When thinking whether First Homes can meet the needs of first-time buyers where Starter Homes failed, the devil is in the detail, which unfortunately is lacking. While buyers must be local, the definition is up to the local authority’s discretion and frontline key workers would be prioritised. These restrictions would fall away if no eligible buyers are found. In those cases, homes would then revert to normal market prices, ultimately diluting the purpose of a policy to support first-time buyers.
Second, the discount of 30% is viewed as a minimum with local authorities given discretion to set a higher level. Yet for areas of high housing demand and high prices, such as London, the level of discount required would need to be far higher than that proposed. Crucially, whilst the discount aims to address mortgage affordability, it does not address the issue of a deposit, which would still be unattainable for many first-time buyers even at a discounted rate.

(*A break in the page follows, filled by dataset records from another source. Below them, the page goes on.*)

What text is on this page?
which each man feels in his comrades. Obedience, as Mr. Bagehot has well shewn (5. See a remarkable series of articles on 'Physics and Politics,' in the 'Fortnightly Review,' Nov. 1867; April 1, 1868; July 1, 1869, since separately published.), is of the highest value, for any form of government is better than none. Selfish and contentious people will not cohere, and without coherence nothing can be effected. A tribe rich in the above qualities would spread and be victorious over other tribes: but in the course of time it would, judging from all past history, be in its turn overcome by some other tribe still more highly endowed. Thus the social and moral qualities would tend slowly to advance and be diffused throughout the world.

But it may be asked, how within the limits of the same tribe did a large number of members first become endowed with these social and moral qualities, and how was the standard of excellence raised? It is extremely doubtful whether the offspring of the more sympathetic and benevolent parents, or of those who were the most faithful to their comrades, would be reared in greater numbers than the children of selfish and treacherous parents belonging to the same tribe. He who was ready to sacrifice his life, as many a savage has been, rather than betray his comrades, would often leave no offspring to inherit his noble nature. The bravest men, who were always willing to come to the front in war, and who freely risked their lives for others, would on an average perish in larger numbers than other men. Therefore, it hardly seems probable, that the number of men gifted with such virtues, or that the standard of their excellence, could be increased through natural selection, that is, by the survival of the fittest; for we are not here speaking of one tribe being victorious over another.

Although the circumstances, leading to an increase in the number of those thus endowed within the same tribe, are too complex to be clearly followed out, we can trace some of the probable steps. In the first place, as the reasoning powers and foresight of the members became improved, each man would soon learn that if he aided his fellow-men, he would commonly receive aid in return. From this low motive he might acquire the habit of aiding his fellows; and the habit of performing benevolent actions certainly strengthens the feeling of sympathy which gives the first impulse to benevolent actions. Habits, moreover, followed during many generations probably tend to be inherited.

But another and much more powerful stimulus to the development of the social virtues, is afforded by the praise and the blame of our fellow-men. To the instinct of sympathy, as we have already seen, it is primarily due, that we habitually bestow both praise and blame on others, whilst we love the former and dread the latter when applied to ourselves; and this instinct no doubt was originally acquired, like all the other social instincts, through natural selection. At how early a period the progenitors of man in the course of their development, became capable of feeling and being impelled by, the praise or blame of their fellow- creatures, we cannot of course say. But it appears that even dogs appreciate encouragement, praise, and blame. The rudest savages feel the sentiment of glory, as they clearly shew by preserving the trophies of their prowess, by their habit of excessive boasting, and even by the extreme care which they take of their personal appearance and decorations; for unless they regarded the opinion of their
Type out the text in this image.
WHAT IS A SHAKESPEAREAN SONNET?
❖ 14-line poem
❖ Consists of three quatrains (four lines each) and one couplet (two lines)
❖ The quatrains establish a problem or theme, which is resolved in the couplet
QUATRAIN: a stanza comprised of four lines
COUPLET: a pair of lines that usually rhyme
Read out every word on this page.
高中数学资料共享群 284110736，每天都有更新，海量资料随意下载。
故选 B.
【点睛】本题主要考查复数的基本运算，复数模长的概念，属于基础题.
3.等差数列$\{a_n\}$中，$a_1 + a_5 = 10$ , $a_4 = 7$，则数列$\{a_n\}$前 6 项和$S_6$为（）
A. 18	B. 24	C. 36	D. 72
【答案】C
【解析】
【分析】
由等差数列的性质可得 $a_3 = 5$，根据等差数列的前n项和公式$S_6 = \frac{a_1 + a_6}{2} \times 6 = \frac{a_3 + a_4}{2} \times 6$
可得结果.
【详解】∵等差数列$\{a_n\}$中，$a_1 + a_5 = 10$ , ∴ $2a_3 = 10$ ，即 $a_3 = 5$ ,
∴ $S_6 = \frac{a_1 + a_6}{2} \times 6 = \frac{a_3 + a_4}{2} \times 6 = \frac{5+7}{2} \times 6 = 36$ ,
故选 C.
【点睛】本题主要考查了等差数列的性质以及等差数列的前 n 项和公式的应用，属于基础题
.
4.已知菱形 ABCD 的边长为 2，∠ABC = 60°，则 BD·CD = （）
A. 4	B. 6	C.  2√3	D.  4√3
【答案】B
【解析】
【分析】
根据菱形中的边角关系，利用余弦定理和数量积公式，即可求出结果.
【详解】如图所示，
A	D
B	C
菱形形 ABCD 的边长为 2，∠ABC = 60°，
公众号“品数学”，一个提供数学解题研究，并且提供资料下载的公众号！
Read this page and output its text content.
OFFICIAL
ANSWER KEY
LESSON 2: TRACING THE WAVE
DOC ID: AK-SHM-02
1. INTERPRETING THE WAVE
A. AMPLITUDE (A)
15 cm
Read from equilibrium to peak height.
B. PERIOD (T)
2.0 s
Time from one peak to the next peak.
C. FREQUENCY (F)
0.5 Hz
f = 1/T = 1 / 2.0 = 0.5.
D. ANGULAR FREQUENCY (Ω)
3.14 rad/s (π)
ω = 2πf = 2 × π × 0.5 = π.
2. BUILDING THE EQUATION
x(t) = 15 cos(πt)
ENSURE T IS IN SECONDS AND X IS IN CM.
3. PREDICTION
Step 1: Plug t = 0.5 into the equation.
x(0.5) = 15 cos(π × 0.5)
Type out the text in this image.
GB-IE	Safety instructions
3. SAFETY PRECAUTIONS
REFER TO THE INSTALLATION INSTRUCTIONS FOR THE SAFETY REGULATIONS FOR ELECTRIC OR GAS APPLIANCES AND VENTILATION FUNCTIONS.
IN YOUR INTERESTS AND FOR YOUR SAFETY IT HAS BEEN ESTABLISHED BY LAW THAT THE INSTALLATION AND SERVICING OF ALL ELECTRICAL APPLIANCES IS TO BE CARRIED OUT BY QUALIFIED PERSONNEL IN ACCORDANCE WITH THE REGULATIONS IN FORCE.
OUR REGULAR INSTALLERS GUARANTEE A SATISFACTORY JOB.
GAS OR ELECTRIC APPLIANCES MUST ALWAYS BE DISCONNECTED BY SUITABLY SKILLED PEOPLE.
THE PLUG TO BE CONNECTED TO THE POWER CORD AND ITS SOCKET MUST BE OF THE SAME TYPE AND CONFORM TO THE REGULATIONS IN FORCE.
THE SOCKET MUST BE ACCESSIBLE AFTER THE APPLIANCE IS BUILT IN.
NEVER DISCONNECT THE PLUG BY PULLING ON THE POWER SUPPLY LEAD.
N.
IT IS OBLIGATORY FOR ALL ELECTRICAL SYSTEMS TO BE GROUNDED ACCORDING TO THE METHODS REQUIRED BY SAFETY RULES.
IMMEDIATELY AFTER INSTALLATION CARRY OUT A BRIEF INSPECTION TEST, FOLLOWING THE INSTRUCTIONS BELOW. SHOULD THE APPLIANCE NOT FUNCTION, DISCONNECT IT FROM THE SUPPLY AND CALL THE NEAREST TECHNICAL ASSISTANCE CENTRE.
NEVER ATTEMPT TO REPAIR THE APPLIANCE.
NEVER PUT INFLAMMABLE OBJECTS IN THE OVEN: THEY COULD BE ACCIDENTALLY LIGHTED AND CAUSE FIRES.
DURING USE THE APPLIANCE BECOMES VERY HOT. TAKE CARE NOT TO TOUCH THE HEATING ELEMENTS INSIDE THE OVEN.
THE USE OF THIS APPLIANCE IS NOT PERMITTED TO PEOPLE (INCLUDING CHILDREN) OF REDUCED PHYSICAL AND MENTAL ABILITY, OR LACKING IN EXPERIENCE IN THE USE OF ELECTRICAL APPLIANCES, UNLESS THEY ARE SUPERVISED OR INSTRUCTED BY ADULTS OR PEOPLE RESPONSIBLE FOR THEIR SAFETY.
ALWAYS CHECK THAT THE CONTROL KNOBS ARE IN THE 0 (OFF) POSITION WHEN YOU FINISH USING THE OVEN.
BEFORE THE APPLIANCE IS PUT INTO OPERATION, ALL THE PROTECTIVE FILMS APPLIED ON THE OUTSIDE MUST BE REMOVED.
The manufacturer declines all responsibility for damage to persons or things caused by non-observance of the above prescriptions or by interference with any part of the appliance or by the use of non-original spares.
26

Finally, and most critically, Government has proposed that First Homes be delivered either as a prescribed percentage of affordable homes through a section 106 agreement or as all homes on a ‘suitable site’. Though the consultation highlights the need to deliver truly affordable housing, the policy risks cannibalising affordable housing delivered through the section 106 process in favour of First Homes. Furthermore, the consultation does not elaborate on what a ‘suitable site’ is and whilst it does discuss the use of exceptions sites as primary deliverers, such sites are not applicable to London where arguably the greatest need for First Homes is required.
All in all, it would be fair to say that the policy would benefit from a bit more thought, but in the light of COVID-19, this may all be academic. It is likely that affordable housing for rent is going to play an important role in supporting construction activity if demand for market sale properties post-lockdown remains challenging. Home ownership will always remain an aspiration for many, but existing programmes, like the current Help to Buy scheme, may be better placed to service this demand. First Homes’ incompatibility with the London housing market offers further evidence for refining the policy. However, maybe now is not the time to introduce top-down housing products and instead look to ease and reform existing policies in support of our recovery.